Objective: Scheduled early postoperative computed tomography (EPOCT) after craniotomy for brain tumor resection is standard at many institutions. We analyzed utility of preplanned EPOCT after elective craniotomy for brain tumor resection.

Methods: We retrospectively analyzed 755 brain tumor resections for which EPOCT was performed within 4 hours of surgery. Postoperative clinical neurologic examination results were classified into expected (baseline or predicted postoperative examination), changed (from baseline examination), and unreliable (sedated or baseline comatose patient). Scans were analyzed for unexpected and/or worrisome findings (e.g., hemorrhagic or ischemic stroke). In cases of unexpected findings, management changes were correlated to patient's neurologic examination. Demographic information, tumor histology, and tumor location were analyzed to determine risk factors for unexpected findings.

Results: Rate of unexpected EPOCT findings was 4.1%. Patients with expected postoperative examinations were at significantly lower risk of abnormal findings (odds ratio [OR] = 0.074, P < 0.001). Patients with intraventricular tumors (OR = 5.7, P = 0.001) were at higher risk compared with patients with metastatic tumors (OR = 0.24, P = 0.06). No unexpected EPOCT findings led to management changes in patients with expected postoperative neurologic examinations. All unexpected EPOCT findings in patients with changed postoperative neurologic examinations led to management changes. Patients with nonreliable neurologic examinations were at significantly higher risk for unexpected findings on EPOCT (OR = 6.33, P < 0.001) and subsequent management changes.
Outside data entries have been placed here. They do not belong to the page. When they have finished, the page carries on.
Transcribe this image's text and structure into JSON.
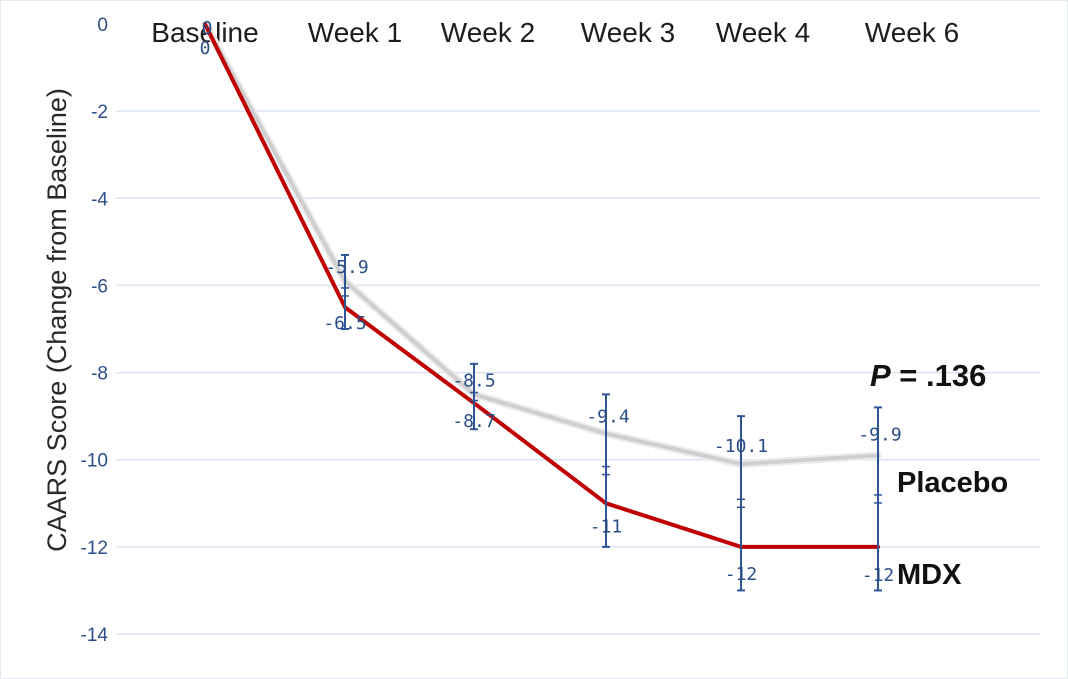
{
  "chart_data": {
    "type": "line",
    "title": "",
    "categories": [
      "Baseline",
      "Week 1",
      "Week 2",
      "Week 3",
      "Week 4",
      "Week 6"
    ],
    "ylabel": "CAARS Score (Change from Baseline)",
    "ylim": [
      -14,
      0
    ],
    "yticks": [
      0,
      -2,
      -4,
      -6,
      -8,
      -10,
      -12,
      -14
    ],
    "grid": true,
    "annotation": {
      "label": "P",
      "value": " = .136"
    },
    "series": [
      {
        "name": "Placebo",
        "values": [
          0,
          -5.9,
          -8.5,
          -9.4,
          -10.1,
          -9.9
        ],
        "labels": [
          "0",
          "-5.9",
          "-8.5",
          "-9.4",
          "-10.1",
          "-9.9"
        ],
        "color": "#cfcfcf"
      },
      {
        "name": "MDX",
        "values": [
          0,
          -6.5,
          -8.7,
          -11,
          -12,
          -12
        ],
        "labels": [
          "0",
          "-6.5",
          "-8.7",
          "-11",
          "-12",
          "-12"
        ],
        "color": "#c00000"
      }
    ],
    "error_bars": {
      "categories": [
        "Week 1",
        "Week 2",
        "Week 3",
        "Week 4",
        "Week 6"
      ],
      "low": [
        -7.0,
        -9.3,
        -12.0,
        -13.0,
        -13.0
      ],
      "high": [
        -5.3,
        -7.8,
        -8.5,
        -9.0,
        -8.8
      ],
      "color": "#2f5597"
    }
  }
}
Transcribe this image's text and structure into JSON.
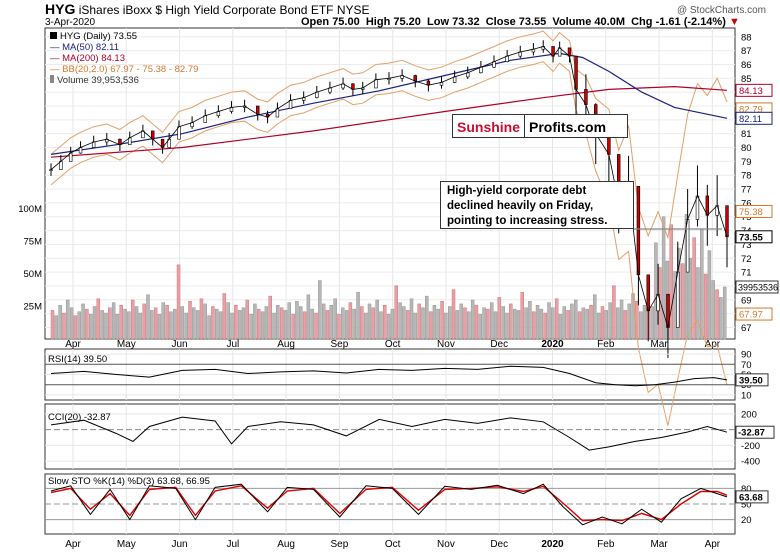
{
  "header": {
    "symbol": "HYG",
    "name": "iShares iBoxx $ High Yield Corporate Bond ETF",
    "exchange": "NYSE",
    "date": "3-Apr-2020",
    "open_label": "Open",
    "open": "75.00",
    "high_label": "High",
    "high": "75.20",
    "low_label": "Low",
    "low": "73.32",
    "close_label": "Close",
    "close": "73.55",
    "volume_label": "Volume",
    "volume": "40.0M",
    "chg_label": "Chg",
    "chg": "-1.61 (-2.14%)",
    "chg_arrow": "▼",
    "credit": "@ StockCharts.com"
  },
  "legend": {
    "main": "HYG (Daily) 73.55",
    "ma50": "MA(50) 82.11",
    "ma200": "MA(200) 84.13",
    "bb": "BB(20,2.0) 67.97 - 75.38 - 82.79",
    "volume": "Volume 39,953,536"
  },
  "annotation": "High-yield corporate debt declined heavily on Friday, pointing to increasing stress.",
  "logo": {
    "part1": "Sunshine",
    "part2": "Profits.com"
  },
  "panels": {
    "rsi_label": "RSI(14) 39.50",
    "cci_label": "CCI(20) -32.87",
    "sto_label": "Slow STO %K(14) %D(3) 63.68, 66.95"
  },
  "months": [
    "Apr",
    "May",
    "Jun",
    "Jul",
    "Aug",
    "Sep",
    "Oct",
    "Nov",
    "Dec",
    "2020",
    "Feb",
    "Mar",
    "Apr"
  ],
  "chart_data": {
    "type": "line",
    "price_axis": {
      "ticks": [
        67,
        68,
        69,
        70,
        71,
        72,
        73,
        74,
        75,
        76,
        77,
        78,
        79,
        80,
        81,
        82,
        83,
        84,
        85,
        86,
        87,
        88
      ],
      "range": [
        66.6,
        88.2
      ]
    },
    "price_markers": [
      "84.13",
      "82.79",
      "82.11",
      "75.38",
      "73.55",
      "67.97"
    ],
    "volume_axis": {
      "ticks": [
        "100M",
        "75M",
        "50M",
        "25M"
      ],
      "marker": "39953536"
    },
    "rsi_axis": {
      "ticks": [
        90,
        70,
        50,
        30,
        10
      ],
      "marker": "39.50"
    },
    "cci_axis": {
      "ticks": [
        200,
        0,
        -200,
        -400
      ],
      "marker": "-32.87"
    },
    "sto_axis": {
      "ticks": [
        80,
        50,
        20
      ],
      "marker": "63.68"
    },
    "price_path": [
      [
        0,
        78.4
      ],
      [
        3,
        79.0
      ],
      [
        6,
        79.6
      ],
      [
        9,
        80.0
      ],
      [
        13,
        80.4
      ],
      [
        17,
        80.6
      ],
      [
        21,
        80.2
      ],
      [
        24,
        80.7
      ],
      [
        28,
        81.2
      ],
      [
        31,
        80.6
      ],
      [
        34,
        80.0
      ],
      [
        36,
        80.6
      ],
      [
        39,
        81.5
      ],
      [
        43,
        81.8
      ],
      [
        47,
        82.3
      ],
      [
        51,
        82.6
      ],
      [
        55,
        82.9
      ],
      [
        59,
        83.0
      ],
      [
        63,
        82.4
      ],
      [
        66,
        82.2
      ],
      [
        69,
        82.8
      ],
      [
        73,
        83.4
      ],
      [
        77,
        83.6
      ],
      [
        81,
        84.0
      ],
      [
        85,
        84.3
      ],
      [
        89,
        84.6
      ],
      [
        92,
        84.2
      ],
      [
        95,
        84.3
      ],
      [
        99,
        84.9
      ],
      [
        103,
        85.0
      ],
      [
        107,
        85.2
      ],
      [
        111,
        84.8
      ],
      [
        115,
        84.5
      ],
      [
        119,
        84.7
      ],
      [
        123,
        85.1
      ],
      [
        127,
        85.4
      ],
      [
        131,
        85.8
      ],
      [
        135,
        86.2
      ],
      [
        139,
        86.6
      ],
      [
        143,
        86.9
      ],
      [
        147,
        87.1
      ],
      [
        150,
        87.3
      ],
      [
        153,
        86.6
      ],
      [
        155,
        87.2
      ],
      [
        158,
        86.6
      ],
      [
        160,
        84.2
      ],
      [
        163,
        83.1
      ],
      [
        166,
        81.0
      ],
      [
        170,
        79.5
      ],
      [
        173,
        76.0
      ],
      [
        176,
        77.2
      ],
      [
        179,
        70.8
      ],
      [
        182,
        68.2
      ],
      [
        185,
        69.4
      ],
      [
        188,
        67.0
      ],
      [
        191,
        71.0
      ],
      [
        194,
        74.8
      ],
      [
        197,
        76.5
      ],
      [
        200,
        75.1
      ],
      [
        203,
        75.8
      ],
      [
        206,
        73.55
      ]
    ],
    "ma50_path": [
      [
        0,
        79.5
      ],
      [
        20,
        80.2
      ],
      [
        40,
        81.0
      ],
      [
        60,
        82.2
      ],
      [
        80,
        83.2
      ],
      [
        100,
        84.1
      ],
      [
        120,
        85.2
      ],
      [
        140,
        86.3
      ],
      [
        155,
        86.8
      ],
      [
        162,
        86.5
      ],
      [
        170,
        85.5
      ],
      [
        180,
        84.0
      ],
      [
        190,
        82.9
      ],
      [
        206,
        82.11
      ]
    ],
    "ma200_path": [
      [
        0,
        79.3
      ],
      [
        40,
        80.0
      ],
      [
        80,
        81.2
      ],
      [
        120,
        82.6
      ],
      [
        150,
        83.6
      ],
      [
        170,
        84.2
      ],
      [
        190,
        84.4
      ],
      [
        206,
        84.13
      ]
    ],
    "rsi_path": [
      [
        0,
        52
      ],
      [
        10,
        56
      ],
      [
        20,
        50
      ],
      [
        30,
        45
      ],
      [
        40,
        58
      ],
      [
        50,
        60
      ],
      [
        60,
        52
      ],
      [
        70,
        55
      ],
      [
        80,
        57
      ],
      [
        90,
        53
      ],
      [
        100,
        60
      ],
      [
        110,
        58
      ],
      [
        120,
        62
      ],
      [
        130,
        60
      ],
      [
        140,
        66
      ],
      [
        150,
        64
      ],
      [
        158,
        52
      ],
      [
        166,
        34
      ],
      [
        172,
        30
      ],
      [
        178,
        28
      ],
      [
        184,
        30
      ],
      [
        190,
        35
      ],
      [
        196,
        42
      ],
      [
        202,
        44
      ],
      [
        206,
        39.5
      ]
    ],
    "cci_path": [
      [
        0,
        60
      ],
      [
        10,
        120
      ],
      [
        20,
        -50
      ],
      [
        25,
        -150
      ],
      [
        30,
        40
      ],
      [
        40,
        160
      ],
      [
        50,
        110
      ],
      [
        55,
        -180
      ],
      [
        60,
        40
      ],
      [
        70,
        100
      ],
      [
        80,
        60
      ],
      [
        90,
        -80
      ],
      [
        100,
        130
      ],
      [
        110,
        40
      ],
      [
        120,
        130
      ],
      [
        130,
        80
      ],
      [
        140,
        150
      ],
      [
        150,
        100
      ],
      [
        158,
        -100
      ],
      [
        164,
        -260
      ],
      [
        170,
        -220
      ],
      [
        178,
        -150
      ],
      [
        186,
        -100
      ],
      [
        194,
        -30
      ],
      [
        200,
        40
      ],
      [
        206,
        -32.87
      ]
    ],
    "stok_path": [
      [
        0,
        75
      ],
      [
        6,
        85
      ],
      [
        12,
        30
      ],
      [
        18,
        78
      ],
      [
        24,
        20
      ],
      [
        30,
        85
      ],
      [
        38,
        80
      ],
      [
        44,
        20
      ],
      [
        50,
        82
      ],
      [
        58,
        88
      ],
      [
        66,
        35
      ],
      [
        72,
        82
      ],
      [
        80,
        78
      ],
      [
        88,
        25
      ],
      [
        96,
        85
      ],
      [
        104,
        80
      ],
      [
        112,
        30
      ],
      [
        120,
        84
      ],
      [
        128,
        78
      ],
      [
        136,
        86
      ],
      [
        144,
        70
      ],
      [
        150,
        88
      ],
      [
        156,
        45
      ],
      [
        162,
        10
      ],
      [
        168,
        25
      ],
      [
        174,
        12
      ],
      [
        180,
        40
      ],
      [
        186,
        15
      ],
      [
        192,
        60
      ],
      [
        198,
        80
      ],
      [
        203,
        70
      ],
      [
        206,
        63.68
      ]
    ],
    "stod_path": [
      [
        0,
        72
      ],
      [
        6,
        80
      ],
      [
        12,
        40
      ],
      [
        18,
        70
      ],
      [
        24,
        28
      ],
      [
        30,
        78
      ],
      [
        38,
        82
      ],
      [
        44,
        28
      ],
      [
        50,
        75
      ],
      [
        58,
        85
      ],
      [
        66,
        42
      ],
      [
        72,
        75
      ],
      [
        80,
        80
      ],
      [
        88,
        32
      ],
      [
        96,
        78
      ],
      [
        104,
        82
      ],
      [
        112,
        38
      ],
      [
        120,
        78
      ],
      [
        128,
        80
      ],
      [
        136,
        83
      ],
      [
        144,
        74
      ],
      [
        150,
        84
      ],
      [
        156,
        52
      ],
      [
        162,
        18
      ],
      [
        168,
        20
      ],
      [
        174,
        18
      ],
      [
        180,
        32
      ],
      [
        186,
        20
      ],
      [
        192,
        50
      ],
      [
        198,
        74
      ],
      [
        203,
        74
      ],
      [
        206,
        66.95
      ]
    ],
    "volume_values": [
      22,
      18,
      26,
      20,
      30,
      24,
      18,
      21,
      27,
      23,
      19,
      25,
      31,
      22,
      20,
      24,
      28,
      19,
      26,
      23,
      21,
      30,
      25,
      20,
      27,
      34,
      22,
      24,
      19,
      28,
      26,
      21,
      23,
      57,
      25,
      20,
      29,
      24,
      22,
      31,
      27,
      18,
      25,
      23,
      21,
      35,
      28,
      20,
      26,
      22,
      24,
      30,
      19,
      27,
      23,
      21,
      25,
      33,
      20,
      26,
      24,
      22,
      28,
      19,
      29,
      25,
      21,
      34,
      23,
      20,
      45,
      27,
      22,
      26,
      31,
      19,
      24,
      22,
      28,
      23,
      36,
      25,
      20,
      27,
      24,
      30,
      21,
      26,
      19,
      23,
      41,
      28,
      25,
      22,
      31,
      20,
      27,
      24,
      33,
      21,
      26,
      23,
      29,
      20,
      25,
      38,
      22,
      27,
      24,
      21,
      30,
      26,
      19,
      24,
      23,
      28,
      21,
      32,
      25,
      20,
      27,
      23,
      22,
      36,
      24,
      29,
      21,
      26,
      23,
      20,
      28,
      24,
      31,
      19,
      25,
      22,
      27,
      30,
      21,
      24,
      23,
      26,
      34,
      20,
      25,
      22,
      28,
      41,
      24,
      30,
      22,
      27,
      35,
      29,
      21,
      26,
      23,
      25,
      74,
      55,
      94,
      60,
      88,
      52,
      70,
      58,
      96,
      62,
      78,
      55,
      84,
      50,
      68,
      45,
      38,
      32,
      40
    ]
  }
}
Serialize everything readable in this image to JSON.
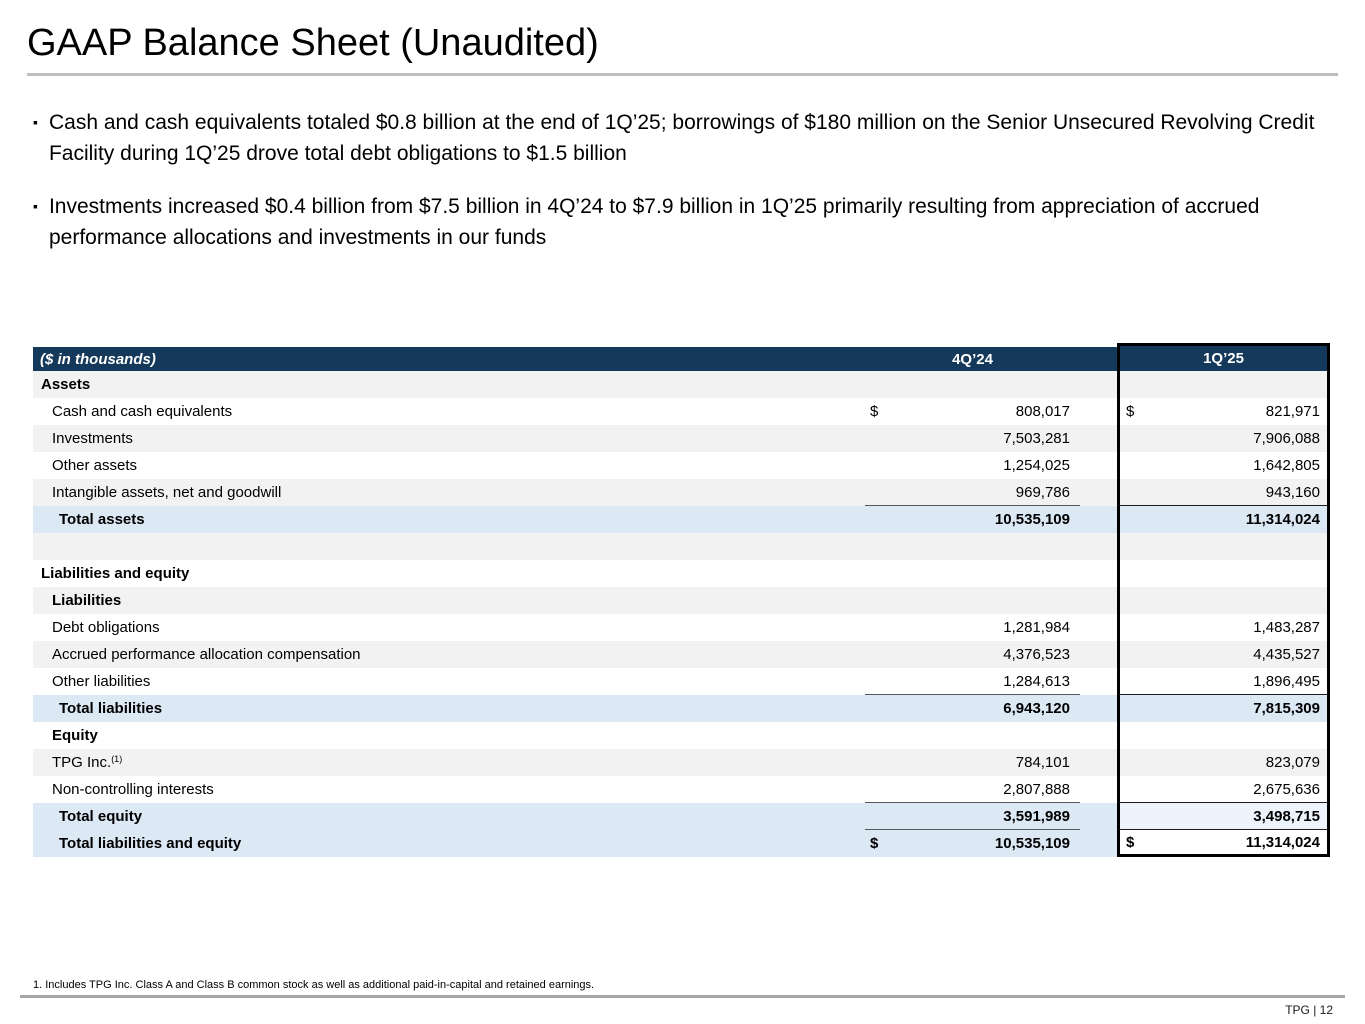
{
  "slide": {
    "title": "GAAP Balance Sheet (Unaudited)",
    "bullets": [
      "Cash and cash equivalents totaled $0.8 billion at the end of 1Q’25; borrowings of $180 million on the Senior Unsecured Revolving Credit Facility during 1Q’25 drove total debt obligations to $1.5 billion",
      "Investments increased $0.4 billion from $7.5 billion in 4Q’24 to $7.9 billion in 1Q’25 primarily resulting from appreciation of accrued performance allocations and investments in our funds"
    ],
    "footnote": "1. Includes TPG Inc. Class A and Class B common stock as well as additional paid-in-capital and retained earnings.",
    "page_label": "TPG | 12"
  },
  "colors": {
    "header_bg": "#14395B",
    "total_row_bg": "#DCE9F5",
    "stripe_bg": "#F2F2F2",
    "highlight_box_border": "#000000",
    "title_rule": "#BFBFBF"
  },
  "table": {
    "unit_label": "($ in thousands)",
    "columns": [
      "4Q’24",
      "1Q’25"
    ],
    "rows": [
      {
        "type": "section",
        "label": "Assets",
        "indent": 0,
        "bg": "gray"
      },
      {
        "type": "data",
        "label": "Cash and cash equivalents",
        "indent": 1,
        "bg": "white",
        "d1": "$",
        "v1": "808,017",
        "d2": "$",
        "v2": "821,971"
      },
      {
        "type": "data",
        "label": "Investments",
        "indent": 1,
        "bg": "gray",
        "v1": "7,503,281",
        "v2": "7,906,088"
      },
      {
        "type": "data",
        "label": "Other assets",
        "indent": 1,
        "bg": "white",
        "v1": "1,254,025",
        "v2": "1,642,805"
      },
      {
        "type": "data",
        "label": "Intangible assets, net and goodwill",
        "indent": 1,
        "bg": "gray",
        "v1": "969,786",
        "v2": "943,160",
        "line": true
      },
      {
        "type": "total",
        "label": "Total assets",
        "indent": 2,
        "bg": "blue",
        "v1": "10,535,109",
        "v2": "11,314,024",
        "bold": true
      },
      {
        "type": "spacer",
        "label": "",
        "indent": 0,
        "bg": "gray"
      },
      {
        "type": "section",
        "label": "Liabilities and equity",
        "indent": 0,
        "bg": "white"
      },
      {
        "type": "section",
        "label": "Liabilities",
        "indent": 1,
        "bg": "gray"
      },
      {
        "type": "data",
        "label": "Debt obligations",
        "indent": 1,
        "bg": "white",
        "v1": "1,281,984",
        "v2": "1,483,287"
      },
      {
        "type": "data",
        "label": "Accrued performance allocation compensation",
        "indent": 1,
        "bg": "gray",
        "v1": "4,376,523",
        "v2": "4,435,527"
      },
      {
        "type": "data",
        "label": "Other liabilities",
        "indent": 1,
        "bg": "white",
        "v1": "1,284,613",
        "v2": "1,896,495",
        "line": true
      },
      {
        "type": "total",
        "label": "Total liabilities",
        "indent": 2,
        "bg": "blue",
        "v1": "6,943,120",
        "v2": "7,815,309",
        "bold": true
      },
      {
        "type": "section",
        "label": "Equity",
        "indent": 1,
        "bg": "white"
      },
      {
        "type": "data",
        "label": "TPG Inc.",
        "sup": "(1)",
        "indent": 1,
        "bg": "gray",
        "v1": "784,101",
        "v2": "823,079"
      },
      {
        "type": "data",
        "label": "Non-controlling interests",
        "indent": 1,
        "bg": "white",
        "v1": "2,807,888",
        "v2": "2,675,636",
        "line": true
      },
      {
        "type": "total",
        "label": "Total equity",
        "indent": 2,
        "bg": "blue",
        "v1": "3,591,989",
        "v2": "3,498,715",
        "bold": true,
        "line": true,
        "box_bg": "#EDF3FB"
      },
      {
        "type": "total",
        "label": "Total liabilities and equity",
        "indent": 2,
        "bg": "blue",
        "d1": "$",
        "v1": "10,535,109",
        "d2": "$",
        "v2": "11,314,024",
        "bold": true,
        "box_bg": "#FFFFFF"
      }
    ]
  }
}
Conclusions: Routine EPOCT is not indicated for patients undergoing brain tumor resection if postoperative neurologic examination is unchanged, as imaging is unlikely to result in management changes. EPOCT should be obtained in all patients with worrisome changes in examination or nonreliable examinations, as both groups have high rates of unexpected findings on imaging that lead to management changes.

Keywords: Brain tumor; CT scan; Complications; Patient management.